Estonian govt might create forced tenants' register by end of year

  • 2018-02-10
  • LETA/TBT Staff

TALLINN – At Thursday's Cabinet meeting the Estonian government decided to carry out a study on the problems of the ownership reform, which will likely provide a legal basis for creating a register of the so-called forced tenants, based on which they could get compensation.

In order to create the register, a study must first be conducted to provide a legal assessment.

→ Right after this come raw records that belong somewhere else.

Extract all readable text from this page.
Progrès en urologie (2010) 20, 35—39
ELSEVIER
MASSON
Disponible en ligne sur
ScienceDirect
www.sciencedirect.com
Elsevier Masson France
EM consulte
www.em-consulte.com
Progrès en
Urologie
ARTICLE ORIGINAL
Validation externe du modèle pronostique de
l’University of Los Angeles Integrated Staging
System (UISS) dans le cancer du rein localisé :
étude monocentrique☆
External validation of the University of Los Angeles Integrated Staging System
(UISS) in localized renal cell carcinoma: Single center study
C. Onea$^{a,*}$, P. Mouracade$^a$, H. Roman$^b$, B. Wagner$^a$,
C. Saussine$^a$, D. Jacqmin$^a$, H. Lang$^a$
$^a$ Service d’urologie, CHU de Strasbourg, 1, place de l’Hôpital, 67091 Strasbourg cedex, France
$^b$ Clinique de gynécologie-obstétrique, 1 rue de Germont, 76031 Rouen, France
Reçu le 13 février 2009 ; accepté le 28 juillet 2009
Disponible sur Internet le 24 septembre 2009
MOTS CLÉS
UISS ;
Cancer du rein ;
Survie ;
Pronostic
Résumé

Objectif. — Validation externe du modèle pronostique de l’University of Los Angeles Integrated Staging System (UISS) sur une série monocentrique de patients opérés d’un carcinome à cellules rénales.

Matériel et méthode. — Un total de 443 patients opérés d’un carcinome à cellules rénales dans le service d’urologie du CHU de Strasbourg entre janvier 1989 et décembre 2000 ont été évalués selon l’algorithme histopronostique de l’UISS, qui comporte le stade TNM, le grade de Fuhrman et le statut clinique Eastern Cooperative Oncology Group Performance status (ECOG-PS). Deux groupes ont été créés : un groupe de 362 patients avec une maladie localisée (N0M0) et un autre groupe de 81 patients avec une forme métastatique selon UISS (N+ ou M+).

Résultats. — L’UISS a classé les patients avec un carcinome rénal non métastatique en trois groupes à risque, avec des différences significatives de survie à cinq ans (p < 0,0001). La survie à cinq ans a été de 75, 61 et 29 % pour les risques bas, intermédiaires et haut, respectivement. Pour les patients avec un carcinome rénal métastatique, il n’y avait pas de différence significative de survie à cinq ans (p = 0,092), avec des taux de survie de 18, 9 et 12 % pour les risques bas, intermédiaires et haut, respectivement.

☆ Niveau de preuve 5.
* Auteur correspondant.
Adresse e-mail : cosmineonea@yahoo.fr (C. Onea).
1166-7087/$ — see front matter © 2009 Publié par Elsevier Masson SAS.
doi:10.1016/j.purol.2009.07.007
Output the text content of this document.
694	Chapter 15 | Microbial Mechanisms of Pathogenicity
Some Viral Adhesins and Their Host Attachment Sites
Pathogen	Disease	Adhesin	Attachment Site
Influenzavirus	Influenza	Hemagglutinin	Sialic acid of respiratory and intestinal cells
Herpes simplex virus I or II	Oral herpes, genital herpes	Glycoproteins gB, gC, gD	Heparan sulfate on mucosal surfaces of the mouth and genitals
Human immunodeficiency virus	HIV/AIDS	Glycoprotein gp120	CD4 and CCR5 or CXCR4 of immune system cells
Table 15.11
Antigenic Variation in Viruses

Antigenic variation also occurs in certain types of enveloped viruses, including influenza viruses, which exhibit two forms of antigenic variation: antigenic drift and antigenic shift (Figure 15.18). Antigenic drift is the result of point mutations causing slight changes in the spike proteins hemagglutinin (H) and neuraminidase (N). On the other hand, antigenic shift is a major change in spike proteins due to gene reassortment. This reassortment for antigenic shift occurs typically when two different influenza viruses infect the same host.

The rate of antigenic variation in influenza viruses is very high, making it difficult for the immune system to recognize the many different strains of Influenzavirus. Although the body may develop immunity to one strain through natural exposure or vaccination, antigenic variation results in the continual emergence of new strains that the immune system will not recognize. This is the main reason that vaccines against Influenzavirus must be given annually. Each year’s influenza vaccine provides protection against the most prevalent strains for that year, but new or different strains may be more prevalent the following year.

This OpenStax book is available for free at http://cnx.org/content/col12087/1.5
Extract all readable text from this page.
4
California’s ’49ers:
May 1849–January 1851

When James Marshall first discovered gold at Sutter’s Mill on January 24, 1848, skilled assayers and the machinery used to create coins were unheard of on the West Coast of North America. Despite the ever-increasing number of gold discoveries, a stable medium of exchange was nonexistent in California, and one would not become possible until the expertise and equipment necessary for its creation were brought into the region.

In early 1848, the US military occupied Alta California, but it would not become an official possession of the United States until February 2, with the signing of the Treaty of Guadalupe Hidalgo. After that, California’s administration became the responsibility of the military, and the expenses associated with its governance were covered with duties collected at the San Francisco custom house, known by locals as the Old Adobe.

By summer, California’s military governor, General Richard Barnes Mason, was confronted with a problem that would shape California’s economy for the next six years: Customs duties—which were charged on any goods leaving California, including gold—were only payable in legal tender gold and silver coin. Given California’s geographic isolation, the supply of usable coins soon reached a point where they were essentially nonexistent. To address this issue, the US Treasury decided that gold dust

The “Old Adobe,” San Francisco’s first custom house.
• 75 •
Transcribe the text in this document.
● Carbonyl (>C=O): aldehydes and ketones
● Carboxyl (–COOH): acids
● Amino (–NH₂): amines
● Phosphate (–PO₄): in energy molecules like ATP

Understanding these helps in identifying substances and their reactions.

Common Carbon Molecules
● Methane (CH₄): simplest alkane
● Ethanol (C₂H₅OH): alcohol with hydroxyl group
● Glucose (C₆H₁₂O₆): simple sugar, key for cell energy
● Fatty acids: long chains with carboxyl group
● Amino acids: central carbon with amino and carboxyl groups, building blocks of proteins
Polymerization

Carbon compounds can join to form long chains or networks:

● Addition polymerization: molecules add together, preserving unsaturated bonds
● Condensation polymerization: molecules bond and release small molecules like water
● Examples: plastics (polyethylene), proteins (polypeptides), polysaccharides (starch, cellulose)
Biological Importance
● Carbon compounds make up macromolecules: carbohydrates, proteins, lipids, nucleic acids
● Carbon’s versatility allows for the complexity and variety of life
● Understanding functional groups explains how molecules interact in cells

If the assessment supports creating the register, the number of people who would be added to the database would have to be decided upon, Minister of Public Administration Jaak Aab, who is also the chairman of the ownership reform government committee, told BNS on Friday.

He added that it is not entirely correct to talk about forced tenants as the plan is to put the people who were not able to privatize a dwelling in the course of the ownership reform on the list, as well as the people repressed by the Soviet state who received material damage during repressions.

The study would be carried out by the Ministry of Finance and it would be headed by Aab. If the study gives a green light to setting up a register, the plan is to create it by the end of 2018, Aab said.

Forced tenants are people whose living quarters were returned to their lawful owners after Estonia's independence was restored in 1991 and who therefore did not have a chance to privatize their abode, unlike people whose home was built during the Soviet period.